Health, safety and environment manager at Kier, Keisha Smith, said their

aim is to ensure the overall safety of residents living in the immediate

vicinity of the pavilion.

In outlining the scope of the work, Smith explained, “We’re going to use a

man lift to take the guys up so we can start to cut off the loose material

that is dangling, then after that we are going to cut off the rotted purlins.

So basically, we are just trying to make this area safe. So in case the next

hurricane arrives, we won’t have any material sailing or flying around.”

Harris expressed his gratitude to both the Kier Group and Range

Developments for readily responding to the needs of the country.

He said, “Here it is you have the private citizens coming forward to render

assistance to the country in getting it back on its feet again. It was a

distinct pleasure to have met the leadership of both the Kier and the

Range Developments to acknowledge their good corporate social

responsibility.”

Harris said this example of good public-private sector partnership

established by Range Developments and Kier can serve as a model for

the corporate community in St. Kitts and Nevis.

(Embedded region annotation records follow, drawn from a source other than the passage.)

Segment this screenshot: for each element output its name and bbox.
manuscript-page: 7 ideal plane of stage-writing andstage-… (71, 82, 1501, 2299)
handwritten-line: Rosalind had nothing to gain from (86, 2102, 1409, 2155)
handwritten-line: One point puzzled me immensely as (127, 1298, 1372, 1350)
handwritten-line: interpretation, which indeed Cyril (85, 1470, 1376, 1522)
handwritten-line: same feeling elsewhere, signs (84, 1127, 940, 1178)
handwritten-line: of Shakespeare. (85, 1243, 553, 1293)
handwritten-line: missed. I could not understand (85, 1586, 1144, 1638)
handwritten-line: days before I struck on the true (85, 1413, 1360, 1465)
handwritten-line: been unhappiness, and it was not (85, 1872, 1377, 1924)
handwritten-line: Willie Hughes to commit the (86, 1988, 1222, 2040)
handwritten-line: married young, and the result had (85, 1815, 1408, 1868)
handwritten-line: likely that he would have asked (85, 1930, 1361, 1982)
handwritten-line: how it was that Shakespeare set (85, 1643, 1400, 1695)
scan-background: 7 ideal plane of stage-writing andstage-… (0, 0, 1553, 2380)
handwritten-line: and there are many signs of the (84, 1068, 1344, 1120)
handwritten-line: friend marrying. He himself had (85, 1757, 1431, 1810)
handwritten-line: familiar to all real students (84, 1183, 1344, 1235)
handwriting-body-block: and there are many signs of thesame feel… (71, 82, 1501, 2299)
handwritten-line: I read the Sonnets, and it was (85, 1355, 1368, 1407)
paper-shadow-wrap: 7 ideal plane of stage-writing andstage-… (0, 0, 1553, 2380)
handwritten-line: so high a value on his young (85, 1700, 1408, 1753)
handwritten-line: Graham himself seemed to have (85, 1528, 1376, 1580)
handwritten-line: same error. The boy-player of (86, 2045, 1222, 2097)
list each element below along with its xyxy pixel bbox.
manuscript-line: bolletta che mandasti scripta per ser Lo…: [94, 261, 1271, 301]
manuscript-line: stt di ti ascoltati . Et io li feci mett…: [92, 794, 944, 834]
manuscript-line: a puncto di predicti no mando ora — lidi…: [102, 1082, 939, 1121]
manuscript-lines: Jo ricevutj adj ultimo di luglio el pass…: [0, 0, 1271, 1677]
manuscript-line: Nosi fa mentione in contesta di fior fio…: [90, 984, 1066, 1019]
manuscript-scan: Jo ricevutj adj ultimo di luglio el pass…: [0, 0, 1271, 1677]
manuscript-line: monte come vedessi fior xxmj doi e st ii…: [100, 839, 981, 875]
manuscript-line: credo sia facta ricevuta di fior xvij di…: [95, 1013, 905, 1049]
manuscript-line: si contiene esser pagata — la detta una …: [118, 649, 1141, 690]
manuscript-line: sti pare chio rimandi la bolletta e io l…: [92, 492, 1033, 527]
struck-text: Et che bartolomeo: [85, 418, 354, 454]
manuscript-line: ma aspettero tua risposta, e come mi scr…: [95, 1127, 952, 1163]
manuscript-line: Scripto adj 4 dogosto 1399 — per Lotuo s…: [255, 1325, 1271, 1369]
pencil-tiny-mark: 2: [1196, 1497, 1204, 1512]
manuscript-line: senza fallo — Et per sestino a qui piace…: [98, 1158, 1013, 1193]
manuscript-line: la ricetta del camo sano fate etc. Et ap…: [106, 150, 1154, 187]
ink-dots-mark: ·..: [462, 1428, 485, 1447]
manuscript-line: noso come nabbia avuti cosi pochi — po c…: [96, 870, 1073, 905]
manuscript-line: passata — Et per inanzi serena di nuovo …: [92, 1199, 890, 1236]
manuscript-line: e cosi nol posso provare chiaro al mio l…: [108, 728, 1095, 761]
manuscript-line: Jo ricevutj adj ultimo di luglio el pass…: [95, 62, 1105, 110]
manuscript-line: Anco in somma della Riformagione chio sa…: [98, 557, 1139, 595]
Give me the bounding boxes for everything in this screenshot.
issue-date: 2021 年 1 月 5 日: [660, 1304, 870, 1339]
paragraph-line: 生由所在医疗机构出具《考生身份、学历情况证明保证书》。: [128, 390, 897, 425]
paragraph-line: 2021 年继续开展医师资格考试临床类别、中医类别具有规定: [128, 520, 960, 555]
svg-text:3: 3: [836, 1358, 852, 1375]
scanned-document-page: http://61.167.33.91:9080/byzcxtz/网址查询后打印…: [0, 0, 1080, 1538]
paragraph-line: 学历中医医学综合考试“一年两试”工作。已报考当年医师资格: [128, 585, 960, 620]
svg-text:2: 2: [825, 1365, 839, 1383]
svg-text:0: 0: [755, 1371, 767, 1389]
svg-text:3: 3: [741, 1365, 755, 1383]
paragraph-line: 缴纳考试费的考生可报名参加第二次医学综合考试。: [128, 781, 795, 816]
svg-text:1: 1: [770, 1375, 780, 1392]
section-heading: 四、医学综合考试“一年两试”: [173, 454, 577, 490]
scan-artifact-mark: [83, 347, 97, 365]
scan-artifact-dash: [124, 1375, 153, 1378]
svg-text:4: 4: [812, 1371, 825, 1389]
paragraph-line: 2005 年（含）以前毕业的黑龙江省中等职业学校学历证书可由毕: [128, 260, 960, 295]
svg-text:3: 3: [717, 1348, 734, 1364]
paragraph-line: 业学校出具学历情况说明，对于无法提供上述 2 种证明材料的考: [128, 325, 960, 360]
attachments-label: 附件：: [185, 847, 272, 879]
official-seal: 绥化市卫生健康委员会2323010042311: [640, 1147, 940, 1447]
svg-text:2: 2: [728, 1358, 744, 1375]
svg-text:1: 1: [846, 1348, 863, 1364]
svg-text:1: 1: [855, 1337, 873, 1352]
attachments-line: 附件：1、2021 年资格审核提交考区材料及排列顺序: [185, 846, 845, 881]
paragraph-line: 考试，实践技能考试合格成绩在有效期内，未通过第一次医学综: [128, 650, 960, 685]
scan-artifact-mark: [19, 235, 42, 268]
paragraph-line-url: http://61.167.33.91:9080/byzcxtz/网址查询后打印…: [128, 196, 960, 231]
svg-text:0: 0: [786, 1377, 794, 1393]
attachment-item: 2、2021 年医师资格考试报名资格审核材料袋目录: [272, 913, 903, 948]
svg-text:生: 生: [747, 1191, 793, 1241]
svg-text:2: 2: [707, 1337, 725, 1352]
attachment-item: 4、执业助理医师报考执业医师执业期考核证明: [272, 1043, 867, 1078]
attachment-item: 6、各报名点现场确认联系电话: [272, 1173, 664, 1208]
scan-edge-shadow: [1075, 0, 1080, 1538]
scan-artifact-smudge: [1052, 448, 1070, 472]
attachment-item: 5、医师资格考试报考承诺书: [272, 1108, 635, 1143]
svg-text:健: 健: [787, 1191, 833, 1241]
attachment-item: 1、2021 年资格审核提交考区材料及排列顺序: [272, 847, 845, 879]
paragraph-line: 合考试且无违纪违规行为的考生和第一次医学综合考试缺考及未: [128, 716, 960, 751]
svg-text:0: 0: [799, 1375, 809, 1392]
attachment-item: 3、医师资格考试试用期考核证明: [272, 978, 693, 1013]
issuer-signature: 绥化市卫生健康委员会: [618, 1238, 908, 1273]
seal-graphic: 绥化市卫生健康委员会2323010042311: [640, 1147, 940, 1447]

Range Development and Kier are developing the 126-room Park Hyatt St

Kitts Christophe Harbour luxury resort. That development accounted for

the employment of some 800 persons during the construction phase and

will see another 288 residents permanently employed when the hotel

opens on November 1, 2017.

This isn’t the first time Range Developments has helped with disaster relief.

In August 2015, the company sent over 100 tons of food and household

goods to bring much-needed relief to the Island of Dominica after

Tropical Storm Erika wiped out much of the island’s infrastructure.